白に近い短めの金髪。肌は白かったがこれは日に当たっていないせいだと思われた。目は緑。十にはなっていないだろうが、それにしてもやせて小さかった。持ち物はなく、まったく染めていない厚手の生地のズボンと長袖シャツには身元の分かるような印はついていなかった。同様になんの飾りもないサンダルを履いていたが、右が脱げてはだしだった上、山歩きできるような品ではなかった。探したが、あたりには見当たらなかった。
「お嬢ちゃん、おじさんの言葉は分かる?」
何度目かの問いだった。クロウは包帯や裂いた荷覆いの端切れで右足を包んでやりながら、普段使わない穏やかで優しい声を出そうと苦労していた。
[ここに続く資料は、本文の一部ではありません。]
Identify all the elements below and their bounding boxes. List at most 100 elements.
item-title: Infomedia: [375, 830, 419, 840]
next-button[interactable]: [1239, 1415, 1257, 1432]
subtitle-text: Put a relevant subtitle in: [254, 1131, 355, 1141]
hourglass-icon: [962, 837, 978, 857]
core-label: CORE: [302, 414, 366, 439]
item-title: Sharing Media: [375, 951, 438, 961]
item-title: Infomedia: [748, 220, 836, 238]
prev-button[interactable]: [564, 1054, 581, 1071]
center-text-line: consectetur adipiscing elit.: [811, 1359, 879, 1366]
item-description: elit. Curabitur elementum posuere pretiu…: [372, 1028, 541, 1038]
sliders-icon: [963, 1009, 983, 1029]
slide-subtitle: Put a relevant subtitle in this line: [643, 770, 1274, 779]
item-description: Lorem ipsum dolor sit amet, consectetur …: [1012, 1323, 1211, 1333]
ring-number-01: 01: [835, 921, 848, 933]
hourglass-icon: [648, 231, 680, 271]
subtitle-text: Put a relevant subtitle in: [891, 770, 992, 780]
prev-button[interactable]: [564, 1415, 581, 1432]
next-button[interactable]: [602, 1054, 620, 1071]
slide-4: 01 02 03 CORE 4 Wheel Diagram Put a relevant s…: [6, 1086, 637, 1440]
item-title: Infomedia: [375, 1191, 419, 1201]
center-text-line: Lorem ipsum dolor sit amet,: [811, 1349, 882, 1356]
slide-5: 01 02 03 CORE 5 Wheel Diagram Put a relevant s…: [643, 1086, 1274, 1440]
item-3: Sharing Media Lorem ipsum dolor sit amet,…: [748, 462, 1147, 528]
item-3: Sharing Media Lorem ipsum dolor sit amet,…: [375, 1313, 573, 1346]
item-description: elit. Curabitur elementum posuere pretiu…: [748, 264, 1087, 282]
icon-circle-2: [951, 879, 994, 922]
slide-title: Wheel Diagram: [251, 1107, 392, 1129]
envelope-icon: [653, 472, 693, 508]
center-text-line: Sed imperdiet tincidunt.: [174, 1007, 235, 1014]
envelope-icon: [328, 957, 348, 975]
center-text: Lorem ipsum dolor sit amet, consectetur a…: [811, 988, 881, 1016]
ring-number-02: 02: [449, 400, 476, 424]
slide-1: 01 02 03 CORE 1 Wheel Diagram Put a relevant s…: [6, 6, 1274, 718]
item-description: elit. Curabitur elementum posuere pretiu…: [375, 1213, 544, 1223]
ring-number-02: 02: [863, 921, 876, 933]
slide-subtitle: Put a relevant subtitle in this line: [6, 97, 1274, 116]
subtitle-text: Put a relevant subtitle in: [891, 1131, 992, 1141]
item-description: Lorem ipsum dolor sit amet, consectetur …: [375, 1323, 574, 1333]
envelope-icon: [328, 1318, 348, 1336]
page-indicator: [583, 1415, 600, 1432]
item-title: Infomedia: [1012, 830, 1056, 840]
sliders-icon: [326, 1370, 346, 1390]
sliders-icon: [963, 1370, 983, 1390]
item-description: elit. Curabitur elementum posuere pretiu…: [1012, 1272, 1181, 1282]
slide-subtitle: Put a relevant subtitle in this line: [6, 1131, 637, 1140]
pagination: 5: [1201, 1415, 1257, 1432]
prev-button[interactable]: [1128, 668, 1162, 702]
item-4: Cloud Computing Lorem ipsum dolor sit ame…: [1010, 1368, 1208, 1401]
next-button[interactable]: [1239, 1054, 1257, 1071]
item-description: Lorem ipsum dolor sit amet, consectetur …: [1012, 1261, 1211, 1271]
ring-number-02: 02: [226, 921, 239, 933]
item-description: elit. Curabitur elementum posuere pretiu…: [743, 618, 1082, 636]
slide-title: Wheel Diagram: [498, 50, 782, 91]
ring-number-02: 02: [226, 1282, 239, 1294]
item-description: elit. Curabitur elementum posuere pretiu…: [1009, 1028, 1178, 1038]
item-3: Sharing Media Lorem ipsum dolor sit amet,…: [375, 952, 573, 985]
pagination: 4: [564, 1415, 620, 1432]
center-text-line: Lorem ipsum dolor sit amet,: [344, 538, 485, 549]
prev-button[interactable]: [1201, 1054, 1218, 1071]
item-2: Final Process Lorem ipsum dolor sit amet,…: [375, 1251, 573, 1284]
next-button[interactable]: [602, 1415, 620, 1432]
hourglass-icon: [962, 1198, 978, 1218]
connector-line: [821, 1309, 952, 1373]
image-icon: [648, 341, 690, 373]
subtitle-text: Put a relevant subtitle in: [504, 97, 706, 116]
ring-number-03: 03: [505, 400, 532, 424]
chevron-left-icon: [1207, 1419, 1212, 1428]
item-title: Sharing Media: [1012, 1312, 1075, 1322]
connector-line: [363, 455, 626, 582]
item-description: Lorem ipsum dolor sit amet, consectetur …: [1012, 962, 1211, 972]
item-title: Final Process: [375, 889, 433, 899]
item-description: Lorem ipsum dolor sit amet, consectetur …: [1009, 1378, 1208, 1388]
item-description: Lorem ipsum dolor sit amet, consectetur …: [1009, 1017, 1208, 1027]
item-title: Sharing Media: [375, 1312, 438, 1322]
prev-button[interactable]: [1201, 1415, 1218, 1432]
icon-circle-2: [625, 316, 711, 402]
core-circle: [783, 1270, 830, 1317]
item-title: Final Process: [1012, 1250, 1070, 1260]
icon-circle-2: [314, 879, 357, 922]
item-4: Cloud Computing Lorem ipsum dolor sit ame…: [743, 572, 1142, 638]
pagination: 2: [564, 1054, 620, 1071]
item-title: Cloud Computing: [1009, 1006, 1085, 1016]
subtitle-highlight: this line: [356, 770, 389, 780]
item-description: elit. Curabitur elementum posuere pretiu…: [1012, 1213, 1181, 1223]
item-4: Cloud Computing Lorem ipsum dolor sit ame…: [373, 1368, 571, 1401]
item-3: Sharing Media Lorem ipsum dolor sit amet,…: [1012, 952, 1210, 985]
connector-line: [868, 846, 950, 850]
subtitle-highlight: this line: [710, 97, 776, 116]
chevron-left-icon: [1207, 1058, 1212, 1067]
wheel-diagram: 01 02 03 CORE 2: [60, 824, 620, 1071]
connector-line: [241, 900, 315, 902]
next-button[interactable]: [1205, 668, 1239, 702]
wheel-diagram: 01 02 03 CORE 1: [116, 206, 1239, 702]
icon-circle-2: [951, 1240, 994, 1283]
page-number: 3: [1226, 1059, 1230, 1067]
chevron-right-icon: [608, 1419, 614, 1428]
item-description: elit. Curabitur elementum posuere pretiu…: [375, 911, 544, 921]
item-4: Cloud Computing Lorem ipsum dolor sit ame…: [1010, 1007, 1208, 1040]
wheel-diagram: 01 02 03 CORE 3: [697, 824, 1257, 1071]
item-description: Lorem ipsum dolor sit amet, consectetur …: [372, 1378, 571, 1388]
「なにがあったかは知らないけど、あんなところにいたのはふつうじゃない。おじさんたちはきちんと届け出て、君を家族とか、心配してる人のもとへ帰してあげたいんだ。だから、お名前は?」
ディガンが首を振る。クロウの言葉の後半にいら立ちを見てとったからだった。そこで、横から割り込んだ。
「なあ、クロウ、そんな畳みかけるように聞かなくてもいいよ。お嬢ちゃんが落ち着くまでもうちょっと時間がかかるんだろう。それはいったん置いといて、おまえに確かめときたいんだが、きのうのありゃなんだ? まさか実力を隠してたのか」
のんびりした口調とは裏腹に、ディガンの顔は真剣だった。軍隊経験が長い者として、仲間が能力に関して隠しごとをしていたのならばそれなりに思うところがあるのだろう。
「ディガン、信じてほしいんだが、俺にも分からないんだ。俺の実力じゃどう頑張っても五発、しかも橙色がやっとだ。でも青白かった。長い修行と特別な霊の力を借りなきゃああはならない」
「そうか。終わりよければすべてよしって言うけど……」
「なにが気になるの?」ペリジーが黙っているのに耐えられず口を出す。
「気になることだらけだ。こいつが突然限界を超えた高威力の火球を使ったこと、それとこの身元不明のお嬢ちゃん」
「まだある」マールも口を開く。「良すぎるばねの謎さ」
ペリジーが馬鹿にしたように鼻を鳴らしたが、クロウが思いつきを付け足した。
「木箱の隙間。魔宝具だけにしてはすかすかだった。これも謎だよな」
隙間を思い浮かべながら、クロウは少女を見た。もううつむいてはいなかった。緑の瞳は年齢に似合わない深さを感じさせた。